Димону показалось, что лёгкая улыбка тронула мёртвые уста схимонаха.
– Прощай, дедушка! Я тебя никогда не забуду, молись там, у Господа, за нас с Маринкой!
Димка тихо покинул молельню, осторожно притворив за собой дверь. За окном сторожки уже совсем рассвело. Димон вышел на улицу, оглянулся на здание. Очевидно, оно когда-то было церковным, затем его исковеркали разными переделками, а теперь вновь стали возвращать ему церковный облик. Сквозь арку ворот виднелись складированные стройматериалы, над крышей возвышалась новенькая золотая главка с крестом. Димон перекрестился на неё. Рядом со входом висела табличка: «Русская Православная Церковь, Московский Патриархат, Н-ский монастрь».
Неторопливыми шагами Димон пошёл по неизвестной ему ранее улице бывшей старой московской окраины, шёл он спокойно, как будто не сомневался в том, что обязательно попадет туда, куда ему надо. Скоро он вышел к уже открывшейся, знакомой ему станции метро.
Первые пассажиры тянулись вереницей к мотающимся взад-вперёд тяжёлым деревянным дверям с бронзовыми пластинами внизу. Газетчицы и табачницы уже наперебой предлагали свой товар, не обращая внимания на зевающего неподалёку молодого милиционера с широким скуластым деревенским лицом. Цветочница, подняв козырёк своего ларька, уже выставляла высокие «вазы» из оцинковки для презентации своих роз и тюльпанов.

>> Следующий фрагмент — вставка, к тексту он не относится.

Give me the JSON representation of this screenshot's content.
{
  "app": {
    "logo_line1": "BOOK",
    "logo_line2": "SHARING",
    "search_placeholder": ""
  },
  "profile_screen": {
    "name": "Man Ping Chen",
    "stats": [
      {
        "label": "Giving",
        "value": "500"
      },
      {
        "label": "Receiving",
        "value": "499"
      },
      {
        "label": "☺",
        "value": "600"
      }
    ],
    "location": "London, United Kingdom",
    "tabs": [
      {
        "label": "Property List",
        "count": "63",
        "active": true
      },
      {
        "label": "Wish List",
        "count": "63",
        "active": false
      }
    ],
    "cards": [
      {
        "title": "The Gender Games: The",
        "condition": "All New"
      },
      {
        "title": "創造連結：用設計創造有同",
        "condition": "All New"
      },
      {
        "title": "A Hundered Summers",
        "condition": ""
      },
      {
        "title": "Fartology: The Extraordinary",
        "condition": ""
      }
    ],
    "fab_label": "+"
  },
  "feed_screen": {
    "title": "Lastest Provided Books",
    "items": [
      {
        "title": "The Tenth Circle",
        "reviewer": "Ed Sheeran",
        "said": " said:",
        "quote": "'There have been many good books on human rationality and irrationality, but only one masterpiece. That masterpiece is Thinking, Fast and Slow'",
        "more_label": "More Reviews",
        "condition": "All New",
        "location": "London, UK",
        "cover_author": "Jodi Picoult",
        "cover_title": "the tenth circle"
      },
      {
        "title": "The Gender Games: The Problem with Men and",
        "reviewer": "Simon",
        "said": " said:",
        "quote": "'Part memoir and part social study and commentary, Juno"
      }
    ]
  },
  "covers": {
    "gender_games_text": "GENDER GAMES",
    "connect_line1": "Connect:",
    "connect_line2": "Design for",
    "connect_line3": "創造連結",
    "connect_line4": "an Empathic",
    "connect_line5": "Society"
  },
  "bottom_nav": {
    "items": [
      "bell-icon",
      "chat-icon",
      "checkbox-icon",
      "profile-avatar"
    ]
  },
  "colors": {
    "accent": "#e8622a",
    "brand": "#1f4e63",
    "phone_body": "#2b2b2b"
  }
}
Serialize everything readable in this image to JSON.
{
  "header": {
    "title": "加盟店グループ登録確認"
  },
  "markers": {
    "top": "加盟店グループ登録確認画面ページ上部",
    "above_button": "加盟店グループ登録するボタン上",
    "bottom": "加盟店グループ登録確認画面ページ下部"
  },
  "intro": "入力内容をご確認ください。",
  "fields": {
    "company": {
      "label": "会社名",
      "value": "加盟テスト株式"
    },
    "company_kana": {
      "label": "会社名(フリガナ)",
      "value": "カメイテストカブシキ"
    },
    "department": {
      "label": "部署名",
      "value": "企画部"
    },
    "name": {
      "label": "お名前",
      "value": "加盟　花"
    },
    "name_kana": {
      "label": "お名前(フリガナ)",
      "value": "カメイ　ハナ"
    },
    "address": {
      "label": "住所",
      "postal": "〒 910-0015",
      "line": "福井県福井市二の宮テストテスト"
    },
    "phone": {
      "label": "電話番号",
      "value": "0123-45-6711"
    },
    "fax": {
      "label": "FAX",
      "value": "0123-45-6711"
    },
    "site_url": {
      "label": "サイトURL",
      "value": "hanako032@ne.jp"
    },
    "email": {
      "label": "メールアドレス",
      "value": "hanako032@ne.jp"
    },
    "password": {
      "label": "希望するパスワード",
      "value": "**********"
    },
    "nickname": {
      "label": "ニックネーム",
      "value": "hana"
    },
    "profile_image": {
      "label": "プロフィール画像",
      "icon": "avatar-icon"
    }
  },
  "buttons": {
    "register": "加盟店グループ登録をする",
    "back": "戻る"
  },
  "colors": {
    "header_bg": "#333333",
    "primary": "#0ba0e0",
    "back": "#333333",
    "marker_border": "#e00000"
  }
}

Димон пошарил рукой в кармане, разыскивая вчерашний билет на метро, на котором ещё оставались две поездки. Вместо билета он вытащил какую-то карточку. Визитка. Он начал удивлённо разглядывать текст.
– Тишинкин Евгений Герасимович. Врач-реаниматор. Московский Центральный Институт... Господи! Это же врач, который работает в реанимации, где сейчас лежит его Маринка! Маленький такой, с усами! Коньяком от него попахивало, добрый такой! Надо срочно позвонить!
Димка лихорадочно нащупал в кармане мобильник, вытащил, телефон был «мёртв». Ни на что не надеясь, Димон нажал кнопку включения. Заработал! Димка набрал номер.
– Алло! Алло! Это Евгений Герасимович? Извините что так рано!
– Какое там рано! Поздно! Я как раз ночное дежурство сдаю! Это ты, Ромео?
– Я!
– Ну вы, молодёжь, даёте! Одна тут очнулась посреди ночи, всё отделение на уши поставила! Другой звонит спозаранку, словно кто-то ему уже об этом протелепатил!
– Доктор! Как она?
– Джульетта твоя, Никифорова? Чтоб я так был здоров, как она! Свежа, как огурчик с грядки! Да, кстати, она про тебя уже говорила! Сразу как в себя пришла! Про какую-то там смотровую площадку. Это на Воробьёвых горах что-ли? Что-то про то, что она всё помнит, о чём вы там с ней говорили, и вообще, что она всё помнит!